Des chiffres de diffusion records – une révolution dans le modèle TV MMA
Selon les chiffres communiqués par Paramount+ live stats et divers partenaires d’analyse, UFC 324 a attiré près de 5 millions de vues en streaming en direct, avec un pic à 5,93 millions de connexions simultanées pour la carte principale. Au total, l’événement a atteint plus de 7,18 millions de foyers dans le monde, ce qui en fait l’un des événements UFC les plus suivis de la décennie — toutes plateformes confondues.
Ce succès de UFC streaming figures s’explique en grande partie par l’abandon du modèle PPV payant — autrefois facturé près de 80 $ par événement — au profit d’un accès inclus dans l’abonnement mensuel à Paramount+. Ce changement stratégique a rendu les événements numérotés beaucoup plus accessibles, en particulier en Amérique du Nord et en Amérique latine.
La controverse des pubs : quand Paramount+ broadcast ad impact suscite des critiques
Malgré ces audiences record, l’un des points les plus débattus par les fans a été l’abondance de publicités au cours de la diffusion. De nombreux spectateurs ont dénoncé sur les réseaux l’interruption fréquente des moments forts, notamment pendant les entrées des combattants et entre les rounds, au point d’occulter des éléments pourtant clés du spectacle.
Au conférence de presse post-combat, Dana White n’a pas éludé la question.

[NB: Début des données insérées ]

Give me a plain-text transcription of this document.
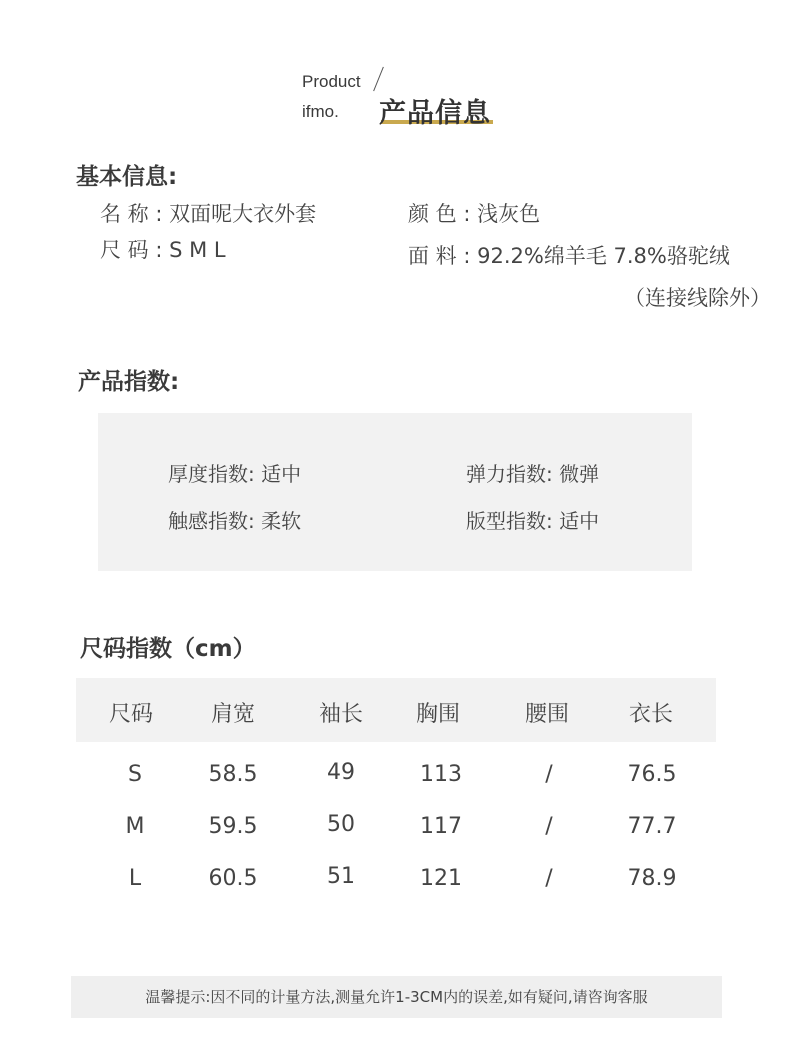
Product
ifmo. 产品信息
基本信息:
名 称 : 双面呢大衣外套
尺 码 : S M L
颜 色 : 浅灰色
面 料 : 92.2%绵羊毛 7.8%骆驼绒
（连接线除外）
产品指数:
厚度指数: 适中	弹力指数: 微弹
触感指数: 柔软	版型指数: 适中
尺码指数（cm）
尺码	肩宽	袖长	胸围	腰围	衣长
S	58.5	49	113	/	76.5
M	59.5	50	117	/	77.7
L	60.5	51	121	/	78.9
温馨提示:因不同的计量方法,测量允许1-3CM内的误差,如有疑问,请咨询客服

Confronté aux critiques, il a défendu le format en rappelant que la transition vers une offre Paramount+ à 8,99 $ par mois impliquait un modèle économique différent — et que la plateforme avait naturellement besoin de générer des revenus publicitaires pour rentabiliser son investissement colossal. White a expliqué : “Ce n’est pas une situation parfaite, mais on y travaille… ces gars-là doivent aussi gagner de l’argent.”
Le président de l’UFC a ajouté que ces ajustements sont encore en phase d’optimisation, et que la collaboration avec l’équipe de Paramount reste positive, malgré les frustrations exprimées par une partie de la communauté MMA.

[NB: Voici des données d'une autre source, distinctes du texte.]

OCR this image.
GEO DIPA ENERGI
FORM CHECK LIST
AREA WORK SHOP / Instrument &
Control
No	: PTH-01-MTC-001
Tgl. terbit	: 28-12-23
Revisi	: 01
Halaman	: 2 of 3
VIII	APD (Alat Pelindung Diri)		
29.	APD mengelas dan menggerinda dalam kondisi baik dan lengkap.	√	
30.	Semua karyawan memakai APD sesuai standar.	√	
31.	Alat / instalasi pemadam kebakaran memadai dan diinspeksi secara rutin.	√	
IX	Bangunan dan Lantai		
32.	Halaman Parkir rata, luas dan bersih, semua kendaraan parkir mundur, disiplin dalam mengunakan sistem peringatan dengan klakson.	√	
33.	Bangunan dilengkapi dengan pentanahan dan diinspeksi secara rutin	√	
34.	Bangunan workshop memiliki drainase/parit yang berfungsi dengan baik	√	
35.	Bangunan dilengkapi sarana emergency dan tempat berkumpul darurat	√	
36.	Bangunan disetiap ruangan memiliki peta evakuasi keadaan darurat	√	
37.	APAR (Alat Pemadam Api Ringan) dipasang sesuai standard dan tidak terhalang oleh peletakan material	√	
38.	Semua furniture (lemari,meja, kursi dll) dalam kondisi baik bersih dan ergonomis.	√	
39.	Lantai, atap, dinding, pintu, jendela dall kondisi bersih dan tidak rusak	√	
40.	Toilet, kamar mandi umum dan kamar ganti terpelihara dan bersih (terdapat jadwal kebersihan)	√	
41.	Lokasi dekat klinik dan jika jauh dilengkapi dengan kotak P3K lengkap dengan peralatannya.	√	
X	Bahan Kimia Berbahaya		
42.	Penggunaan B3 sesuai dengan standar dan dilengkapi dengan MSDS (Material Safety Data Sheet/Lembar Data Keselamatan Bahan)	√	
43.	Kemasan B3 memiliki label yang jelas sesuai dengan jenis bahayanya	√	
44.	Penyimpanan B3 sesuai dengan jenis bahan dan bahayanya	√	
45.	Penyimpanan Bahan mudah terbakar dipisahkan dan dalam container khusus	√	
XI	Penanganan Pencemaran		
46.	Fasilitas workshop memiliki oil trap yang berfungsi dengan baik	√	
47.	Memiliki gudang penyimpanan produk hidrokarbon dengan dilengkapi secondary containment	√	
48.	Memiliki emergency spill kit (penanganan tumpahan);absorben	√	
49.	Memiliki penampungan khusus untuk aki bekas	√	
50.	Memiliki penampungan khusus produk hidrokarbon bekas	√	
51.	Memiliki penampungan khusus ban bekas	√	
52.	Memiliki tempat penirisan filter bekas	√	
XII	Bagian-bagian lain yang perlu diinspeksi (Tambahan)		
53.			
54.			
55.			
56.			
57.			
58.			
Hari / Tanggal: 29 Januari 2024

UFC 324 : spectacles, résultats et bonus
Sur le plan sportif, l’événement n’a pas déçu. La carte a été marquée par un combat principal intense entre Justin Gaethje et Paddy Pimblett, qui s’est soldé par une victoire unanime de Gaethje dans ce qui est d’ores et déjà considéré comme l’un des meilleurs affrontements de l’année.
En marge des résultats, la ligue a également mis en avant une nouvelle structure de bonus pour les combattants, renforçant les récompenses en performances et introduisant des primes additionnelles pour les finitions spectaculaires — signe que la promotion cherche à stimuler l’action et l’engagement athlétique sous la nouvelle ère de diffusion.
Ce que ce tournant signifie pour l’avenir de l’UFC
Le passage à une plateforme exclusivement en streaming représente une réévaluation stratégique majeure du modèle UFC, avec un impact direct sur la manière dont les fans consomment les événements live MMA, mais aussi sur les revenus générés par chaque numéro. Malgré les critiques initiales, ces Paramount+ streaming figures record montrent que l’UFC peut attirer un public plus large sans barrière PPV, tout en suscitant des attentes élevées pour les ajustements futurs de présentation.
Alors que le prochain UFC 325 se profile à l’horizon, l’organisation et son partenaire de broadcasting devront trouver un équilibre entre expérience spectateur et rentabilité commerciale pour que cette nouvelle ère soit pleinement adoptée par toute la communauté MMA.